I don’t think I would change a thing. Having the time crunch we were on, made it do that we were all focused on the job at hand, but we were also loose enough to collaborate with new ideas in the moment. I think if we had a week or more to shoot, the film would be very different. The biggest take away for me is confidence and trusting my gut. To make art for myself and everything else will fall into place.

Probably this one. I was never going to really do anything with ‘Screaming Silence’ except try and get a top grade for my dissertation with it. It has now taken on a life of its own. The film has won 14 awards so far and we are going to more and more festivals. Besides awards, which are nice, I think the impact the film has is what I am most proud of. I have had countless people tell me online and at festivals how much the film has helped them, or spoke to them, and even made them feel seen. I never realized how much of an impact something that I made for myself can have on other people.

Trust your gut and never give up. Find your strengths and weaknesses and nurture them. There is no easy path, one way or even a right way to do something. Do it your way. Fall forward, fail, learn and get back up again. Always ask questions, never be the smartest person in the room… if you are, then you are in the wrong room. Your integrity is all that you have, never compromise it. Believe in yourself. And lastly, something that my late father always said, ‘every day is a great day’. Be in the moment because that’s all we have.

Well, since I was working with myself, I had to not be too self critical. I trusted my gut and went for it on every take. I tried new things and tested my limits and went past them. I also had an incredible co-director, Hal. He was great at setting the tone when I needed it and guiding me in the scene.

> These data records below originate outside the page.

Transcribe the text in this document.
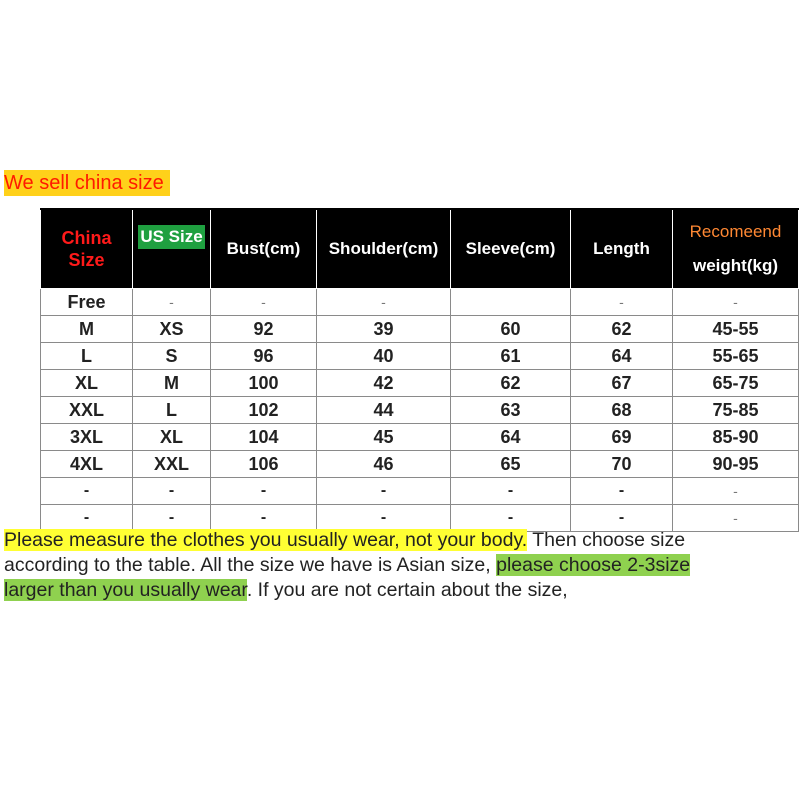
We sell china size
China
Size	US Size	Bust(cm)	Shoulder(cm)	Sleeve(cm)	Length	Recomeend
weight(kg)

Free	-	-	-		-	-
M	XS	92	39	60	62	45-55
L	S	96	40	61	64	55-65
XL	M	100	42	62	67	65-75
XXL	L	102	44	63	68	75-85
3XL	XL	104	45	64	69	85-90
4XL	XXL	106	46	65	70	90-95
-	-	-	-	-	-	-
-	-	-	-	-	-	-
Please measure the clothes you usually wear, not your body. Then choose size according to the table. All the size we have is Asian size, please choose 2-3size larger than you usually wear. If you are not certain about the size,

I mainly wanted to authentically represent what I had experienced in my own trauma, but also how the men and women that I spoke with and researched. There is a stigma around people taking about sexual assault, miscarriages, and other traumas. I wanted to break that stigma with having a character that doesn’t speak. I know that may sound confusing, but it’s true. There have been so many times when I have been watching a film where I have sat in the theater feeling invigorated and inspired to speak about what was happening in the film. Being embolden by some else’s silence or pain. Or even at times feeling simply seen by a character’s story and journey they go on. I took the inspiration my mom gave me of having silence in the film and took it to an extreme. I wanted audiences to understand what it feels like to Elizabeth. To live in her world. When it comes to sound design when filming, we wanted it to sound and feel very natural. So a lot of the ‘sound’ the audience hears is unedited, raw audio from filming. After editing, our sound designer Oliver Bignell was able to play with ambient sounds and audio to elevate a moment or add reverb to raw audio to better the jump cuts, which makes for a more effective cut emotionally. We wanted the sound that we added to feel like it is Elizabeth’s head, almost like a boiling point, an inner song, or hum/ringing from within.

I love it. Communication is key for me and my team. If something didn’t work we said it or if someone didn’t fully see the vision or the idea we would explain and bounce ideas off of one another. The benefit of all of this is that I have a very small team in this, so communication is easy. The audience feedback has been amazing so far. Because the film is ambiguous to an extent, it lends itself to multiple interpretations sometimes, which I find exciting. We haven’t made too many changes to the film, only a few shots have been cut short just for time sake, but so far my team and I have had the best time speaking with reviewers and audiences. Speaking with the people that my film and performance has touched, motivates me and makes me want to do more films like this.